I was drawing a blank on what to write about this week. Feeling just a little under the weather or something. But, since the main topic of conversation seems to be the weather I decided to find any older family photos that had snow in them. The first one is Grandma Jennie. I'm not sure where this is except it's a small town in Southwestern Kansas. They lived in Spearville and Fowler where my grandfather was a barber.
The next picture is Jennie's mother, Nellie, and five of her six children. That's my mom on the far right. She never did like having her picture taken but I imagine here she's wishing they'd hurry up and get the photo done so she could go inside.
So we have three generations. There are three more generations of girls and one boy since then. Think about it. That many generations in such a short amount of time: just over 100 years.

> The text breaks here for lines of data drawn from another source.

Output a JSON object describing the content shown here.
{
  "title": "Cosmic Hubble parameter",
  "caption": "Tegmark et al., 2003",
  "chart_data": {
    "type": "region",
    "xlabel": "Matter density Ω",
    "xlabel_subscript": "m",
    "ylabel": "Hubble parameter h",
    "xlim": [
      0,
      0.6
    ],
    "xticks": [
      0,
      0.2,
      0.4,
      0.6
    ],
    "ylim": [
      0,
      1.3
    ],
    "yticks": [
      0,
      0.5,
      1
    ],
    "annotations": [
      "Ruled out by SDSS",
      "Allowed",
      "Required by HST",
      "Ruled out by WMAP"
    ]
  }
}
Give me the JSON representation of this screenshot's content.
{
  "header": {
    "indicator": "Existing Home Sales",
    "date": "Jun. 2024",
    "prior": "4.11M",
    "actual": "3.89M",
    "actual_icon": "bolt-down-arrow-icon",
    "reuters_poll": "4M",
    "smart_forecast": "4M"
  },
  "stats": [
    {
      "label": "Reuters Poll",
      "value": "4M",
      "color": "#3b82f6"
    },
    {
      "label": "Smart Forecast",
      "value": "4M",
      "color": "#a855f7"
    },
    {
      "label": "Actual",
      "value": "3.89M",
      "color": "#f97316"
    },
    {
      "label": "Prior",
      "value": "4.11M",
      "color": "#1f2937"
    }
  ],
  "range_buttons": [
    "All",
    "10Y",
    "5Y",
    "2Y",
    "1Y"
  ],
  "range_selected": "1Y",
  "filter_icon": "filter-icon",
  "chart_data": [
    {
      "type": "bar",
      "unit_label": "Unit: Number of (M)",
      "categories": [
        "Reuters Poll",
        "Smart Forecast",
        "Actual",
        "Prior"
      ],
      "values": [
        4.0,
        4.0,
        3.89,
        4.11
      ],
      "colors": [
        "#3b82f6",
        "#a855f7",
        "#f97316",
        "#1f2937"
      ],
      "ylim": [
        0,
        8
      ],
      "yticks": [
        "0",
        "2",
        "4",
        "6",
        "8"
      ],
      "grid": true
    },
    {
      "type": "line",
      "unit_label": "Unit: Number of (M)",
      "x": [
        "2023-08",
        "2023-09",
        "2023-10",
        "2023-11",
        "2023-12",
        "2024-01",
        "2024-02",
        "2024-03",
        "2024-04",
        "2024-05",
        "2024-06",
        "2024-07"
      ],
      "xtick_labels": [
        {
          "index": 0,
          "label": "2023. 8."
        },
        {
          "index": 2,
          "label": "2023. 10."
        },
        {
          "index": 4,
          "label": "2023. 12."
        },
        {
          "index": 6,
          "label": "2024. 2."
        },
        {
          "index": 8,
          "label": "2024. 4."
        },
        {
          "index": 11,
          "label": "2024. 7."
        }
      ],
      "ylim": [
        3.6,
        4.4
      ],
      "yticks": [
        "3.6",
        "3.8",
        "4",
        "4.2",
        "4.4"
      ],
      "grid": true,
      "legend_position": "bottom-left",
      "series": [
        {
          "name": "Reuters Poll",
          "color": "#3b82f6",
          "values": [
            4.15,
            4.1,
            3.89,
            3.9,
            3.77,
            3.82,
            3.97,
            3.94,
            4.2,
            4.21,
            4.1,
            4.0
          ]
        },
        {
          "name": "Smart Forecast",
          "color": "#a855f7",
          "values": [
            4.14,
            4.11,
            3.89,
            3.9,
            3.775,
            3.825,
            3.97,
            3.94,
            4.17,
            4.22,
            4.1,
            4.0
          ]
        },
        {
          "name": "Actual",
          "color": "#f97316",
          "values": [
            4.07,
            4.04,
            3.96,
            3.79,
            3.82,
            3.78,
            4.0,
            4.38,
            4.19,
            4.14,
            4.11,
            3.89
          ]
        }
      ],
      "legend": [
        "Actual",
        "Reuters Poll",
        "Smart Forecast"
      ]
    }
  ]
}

I just finished reading a fascinating book about writing historical fiction. In it, James Alexander Thom talks about how we are all part of a river of time. Nellie came to Kansas in a covered wagon and here she's pictured with her grandkids and a car. Her father was a stone mason and built the house behind them; block by block. My sister was born in that house and it is still standing as far as I know. My mom was the eldest of her generation and my sister was the eldest of her generation. They both saw the advent of television, microwaves and cell phones.
When you start putting your ancestors into the river of time they start becoming more real. The man who built this house was of the age to serve in the Civil War although for some reason he didn't. So think about that, I hugged a woman who had been hugged by someone from the time of the Civil War. Kind of puts it in a new perspective, doesn't it?
Where do your ancestors fit in to the river of time?